Even when our differences preclude authentic unity, Christ-focused discipleship reminds us that we are more similar to our opponents than we are different from them. That we have been brought under the gracious rule of King Jesus and aligned with the standards of his Scriptures is not our own doing; we have no grounds for a superiority complex (Ephesians 2:8-9). The transformation of our opponents will not happen as we demonize them, but as the Holy Spirit renews their minds and regenerates their hearts, just as he did with ours (Romans 12:1-2, Titus 3:5-6). Christ-centered discipleship equips us to interact with our opponents in charity and with a compassionate gospel witness, even as we cling to biblical convictions.

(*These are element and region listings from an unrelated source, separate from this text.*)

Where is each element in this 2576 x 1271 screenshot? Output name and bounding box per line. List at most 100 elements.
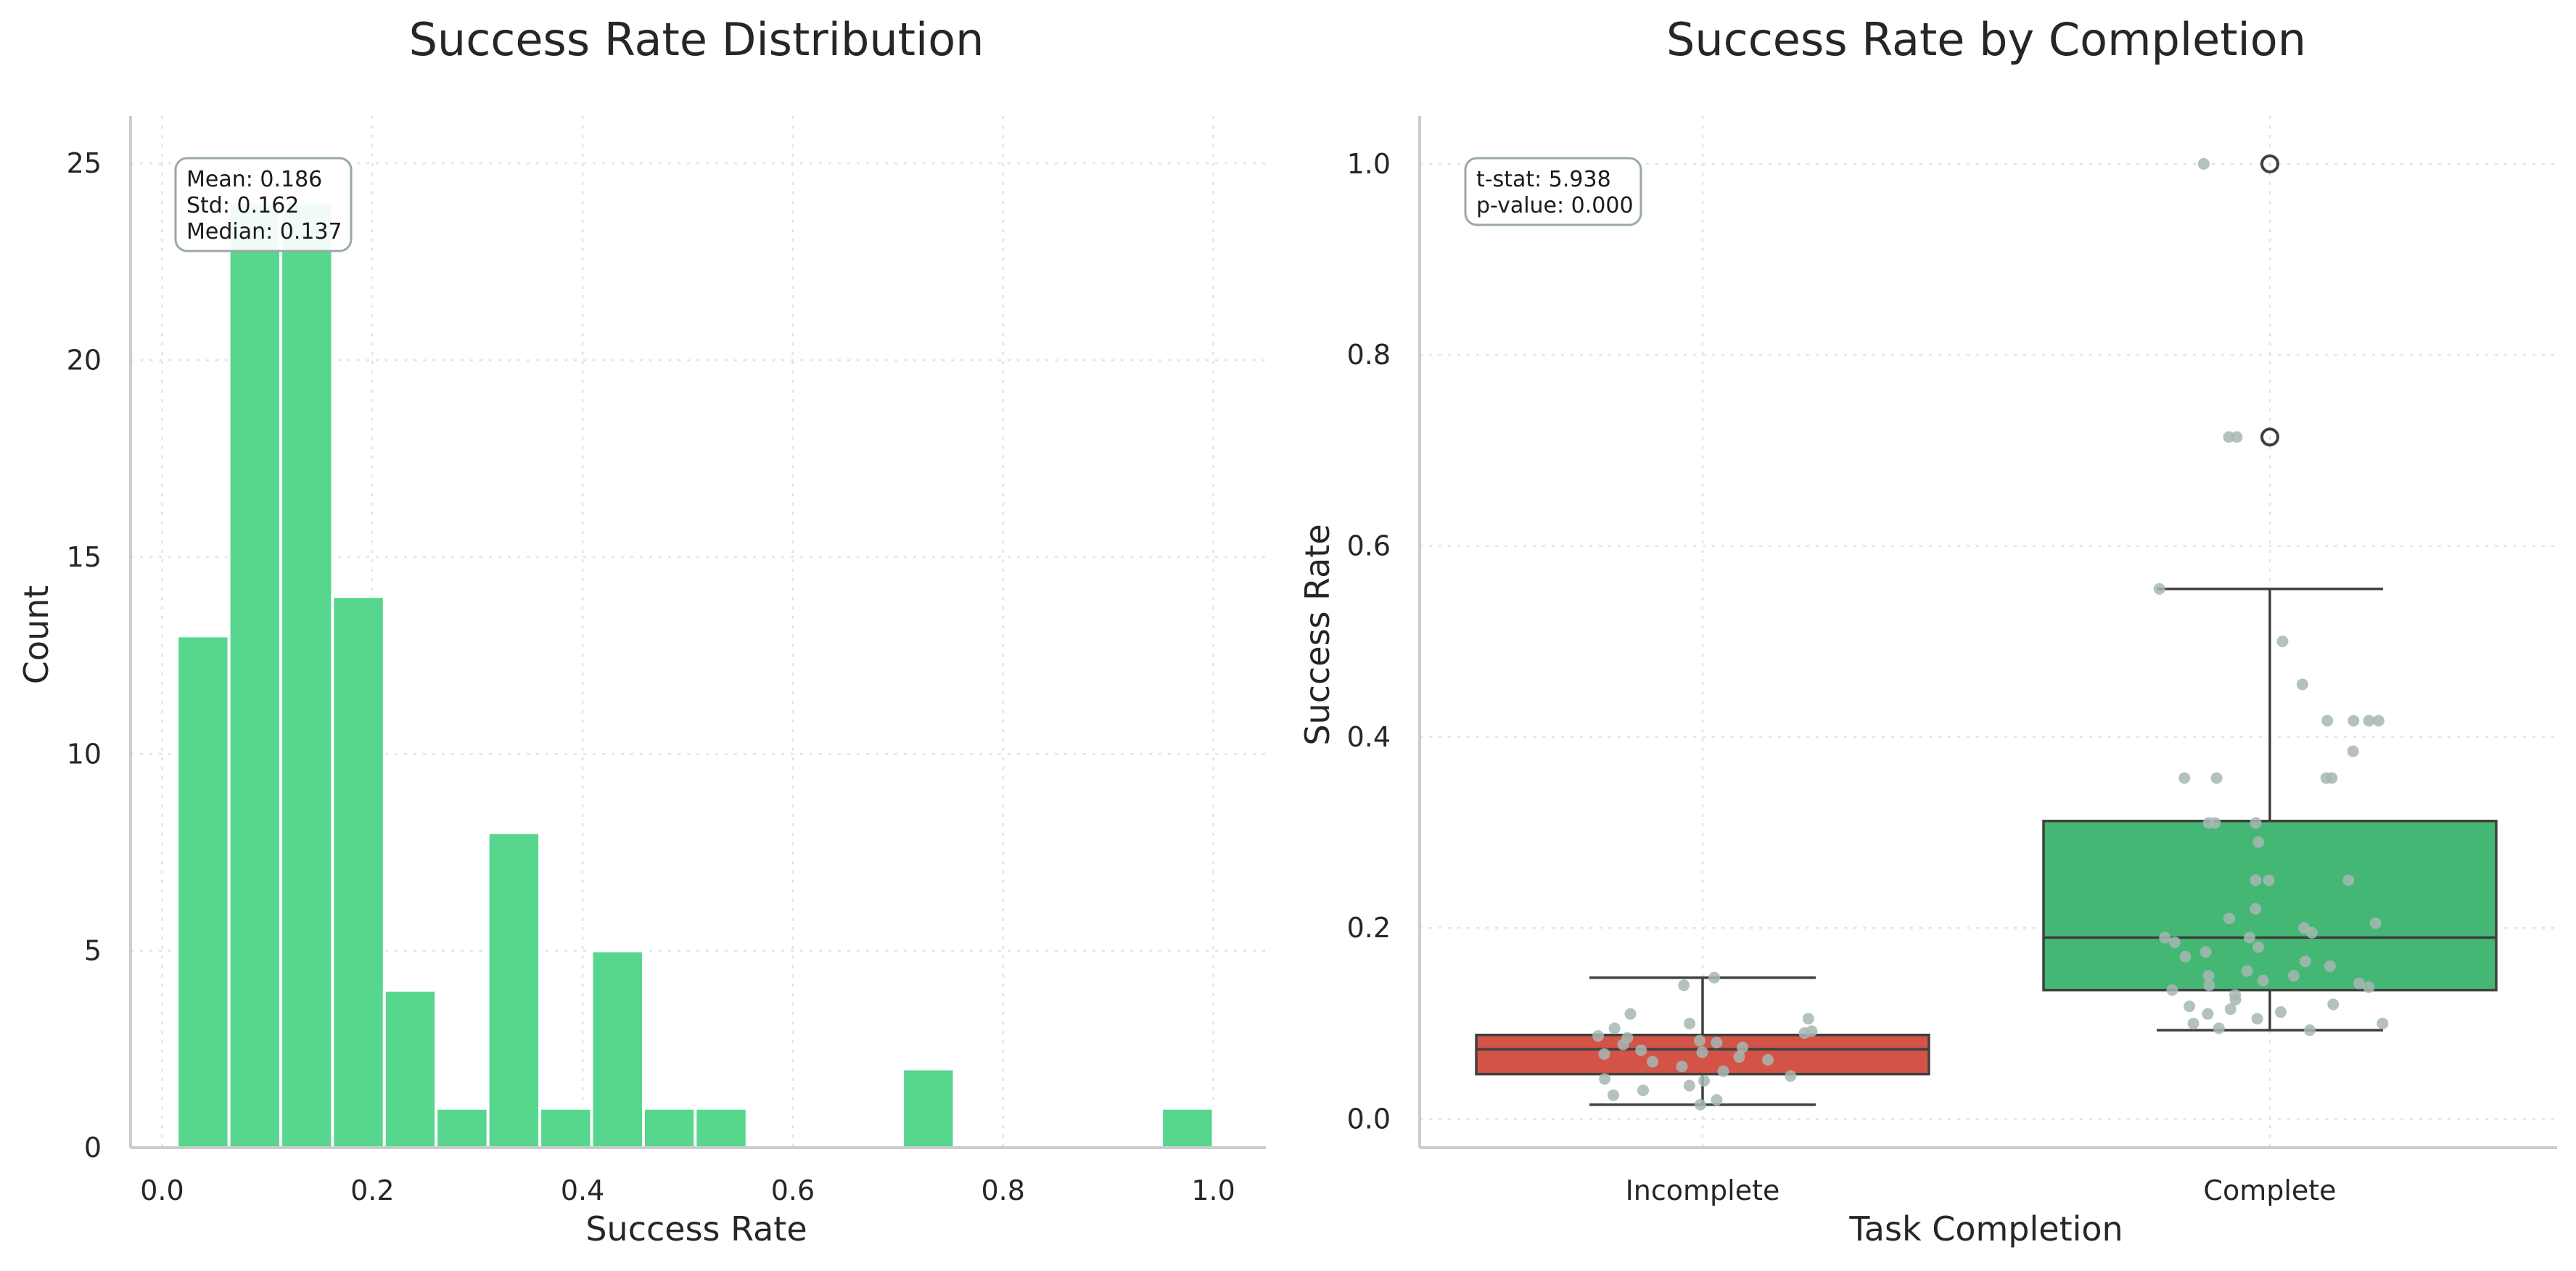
boxplot-jitter-point	[2168, 936, 2181, 948]
boxplot-jitter-point	[2223, 913, 2235, 924]
boxplot-jitter-point	[2202, 1008, 2214, 1020]
boxplot-jitter-point	[1592, 1029, 1605, 1042]
boxplot-x-tick-label: Incomplete	[1626, 1175, 1780, 1206]
boxplot-jitter-point	[1684, 1017, 1696, 1029]
boxplot-jitter-point	[2372, 715, 2384, 727]
boxplot-jitter-point	[1698, 1074, 1711, 1087]
boxplot-x-label: Task Completion	[1848, 1209, 2123, 1249]
boxplot-y-ticks: 0.0 0.2 0.4 0.6 0.8 1.0	[1347, 148, 1391, 1135]
histogram-bar	[642, 1106, 697, 1150]
boxplot-stat-tstat: t-stat: 5.938	[1476, 167, 1611, 192]
boxplot-jitter-point	[2250, 817, 2262, 829]
boxplot-panel: Success Rate by Completion 0.00.20.40.60…	[1298, 13, 2557, 1249]
boxplot-jitter-point	[2243, 931, 2255, 944]
histogram-bar	[435, 1106, 490, 1150]
boxplot-jitter-point	[2353, 977, 2365, 990]
boxplot-jitter-point	[1806, 1025, 1818, 1037]
histogram-x-tick-label: 0.6	[771, 1175, 815, 1206]
boxplot-jitter-point	[2224, 1003, 2236, 1016]
boxplot-jitter-point	[2187, 1017, 2200, 1029]
boxplot-y-tick-label: 0.0	[1347, 1103, 1391, 1135]
boxplot-jitter-point	[1711, 1094, 1723, 1106]
boxplot-jitter-point	[2252, 941, 2265, 953]
boxplot-jitter-point	[2287, 970, 2300, 982]
histogram-bar	[901, 1067, 956, 1150]
boxplot-jitter-point	[2377, 1017, 2389, 1029]
histogram-bar	[176, 634, 231, 1149]
boxplot-jitter-point	[1637, 1085, 1650, 1096]
histogram-bar	[694, 1106, 749, 1150]
histogram-y-tick-label: 0	[84, 1132, 102, 1164]
boxplot-x-tick-label: Complete	[2203, 1175, 2336, 1206]
boxplot-jitter-point	[2241, 965, 2253, 977]
boxplot-jitter-point	[2369, 917, 2382, 929]
histogram-y-tick-label: 25	[67, 147, 102, 179]
boxplot-jitter-point	[2213, 1022, 2225, 1035]
boxplot-groups	[1475, 154, 2498, 1111]
boxplot-y-label: Success Rate	[1298, 524, 1337, 745]
boxplot-jitter-point	[1683, 1079, 1695, 1092]
boxplot-jitter-point	[1802, 1013, 1814, 1025]
boxplot-jitter-point	[1762, 1053, 1774, 1066]
boxplot-jitter-point	[2363, 715, 2375, 727]
histogram-y-label: Count	[17, 585, 56, 685]
boxplot-title: Success Rate by Completion	[1666, 13, 2306, 66]
boxplot-stat-pvalue: p-value: 0.000	[1476, 193, 1634, 218]
boxplot-jitter-point	[2202, 970, 2215, 982]
histogram-title: Success Rate Distribution	[409, 13, 984, 66]
boxplot-jitter-point	[1785, 1070, 1797, 1082]
boxplot-jitter-point	[2231, 431, 2243, 443]
boxplot-jitter-point	[1607, 1089, 1619, 1101]
boxplot-box	[2042, 819, 2498, 992]
boxplot-stats-box: t-stat: 5.938 p-value: 0.000	[1464, 157, 1642, 226]
boxplot-jitter-point	[2210, 772, 2223, 784]
boxplot-jitter-point	[2276, 636, 2289, 648]
boxplot-jitter-point	[1737, 1041, 1749, 1053]
boxplot-jitter-point	[2324, 960, 2336, 972]
boxplot-jitter-point	[1708, 971, 1721, 984]
histogram-x-tick-label: 0.0	[140, 1175, 184, 1206]
histogram-bar	[227, 201, 283, 1150]
boxplot-jitter-point	[2202, 817, 2215, 829]
histogram-x-ticks: 0.0 0.2 0.4 0.6 0.8 1.0	[140, 1175, 1235, 1206]
boxplot-jitter-point	[2299, 955, 2311, 968]
boxplot-jitter-point	[1624, 1008, 1637, 1020]
boxplot-jitter-point	[2347, 715, 2360, 727]
boxplot-jitter-point	[2321, 715, 2334, 727]
boxplot-jitter-point	[2200, 946, 2212, 958]
histogram-panel: Success Rate Distribution 0.0 0.2 0.4 0.6 0.…	[17, 13, 1266, 1249]
boxplot-jitter-point	[2229, 989, 2242, 1001]
boxplot-jitter-point	[1693, 1035, 1705, 1047]
boxplot-jitter-point	[2257, 974, 2269, 987]
boxplot-jitter-point	[2298, 922, 2310, 934]
boxplot-jitter-point	[1621, 1032, 1634, 1044]
boxplot-jitter-point	[2184, 1000, 2196, 1013]
histogram-bar	[538, 1106, 593, 1150]
boxplot-jitter-point	[1733, 1050, 1745, 1063]
boxplot-jitter-point	[2178, 772, 2191, 784]
histogram-x-tick-label: 0.2	[350, 1175, 394, 1206]
boxplot-x-ticks: Incomplete Complete	[1626, 1175, 2337, 1206]
histogram-stat-mean: Mean: 0.186	[186, 167, 322, 192]
boxplot-jitter-point	[2250, 902, 2262, 915]
histogram-x-tick-label: 0.8	[982, 1175, 1025, 1206]
boxplot-outlier	[2260, 154, 2279, 173]
boxplot-jitter-point	[2166, 984, 2178, 996]
boxplot-jitter-point	[2275, 1006, 2287, 1019]
histogram-x-tick-label: 1.0	[1191, 1175, 1235, 1206]
boxplot-jitter-point	[1608, 1022, 1621, 1035]
histogram-stat-std: Std: 0.162	[186, 193, 299, 218]
histogram-stats-frame	[174, 157, 353, 252]
boxplot-jitter-point	[1678, 979, 1690, 992]
boxplot-jitter-point	[1717, 1065, 1729, 1077]
boxplot-jitter-point	[2250, 874, 2262, 887]
histogram-bar	[331, 595, 386, 1149]
boxplot-jitter-point	[2363, 981, 2375, 993]
histogram-bar	[1160, 1106, 1215, 1150]
histogram-y-tick-label: 10	[67, 738, 102, 770]
histogram-bar	[382, 988, 438, 1149]
boxplot-jitter-point	[1647, 1056, 1659, 1068]
boxplot-y-tick-label: 1.0	[1347, 148, 1391, 180]
boxplot-jitter-point	[2159, 931, 2171, 944]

Pastors, youth workers, parents: prioritize Christ-focused discipleship with the young people you know and love. Draw their gazes to Jesus more so than civic issues and cultural idiosyncrasies (Hebrews 12:1-2). Remind them of the only true narrative of hope: the gospel (Romans 1:16-17). Only through Christ-focused discipleship can we properly form the church’s future voters to enjoy Heaven’s unity in the midst of a divisive political climate. Only through Christ-focused discipleship might the church’s future voters see the world discover true Hope, and in so doing, find freedom from its divergent narratives of fear.

Helen Lemmel said it best nearly 100 years ago.

Turn your eyes upon Jesus

Look full in His wonderful face,

And the things of earth will grow strangely dim,

In the light of His glory and grace!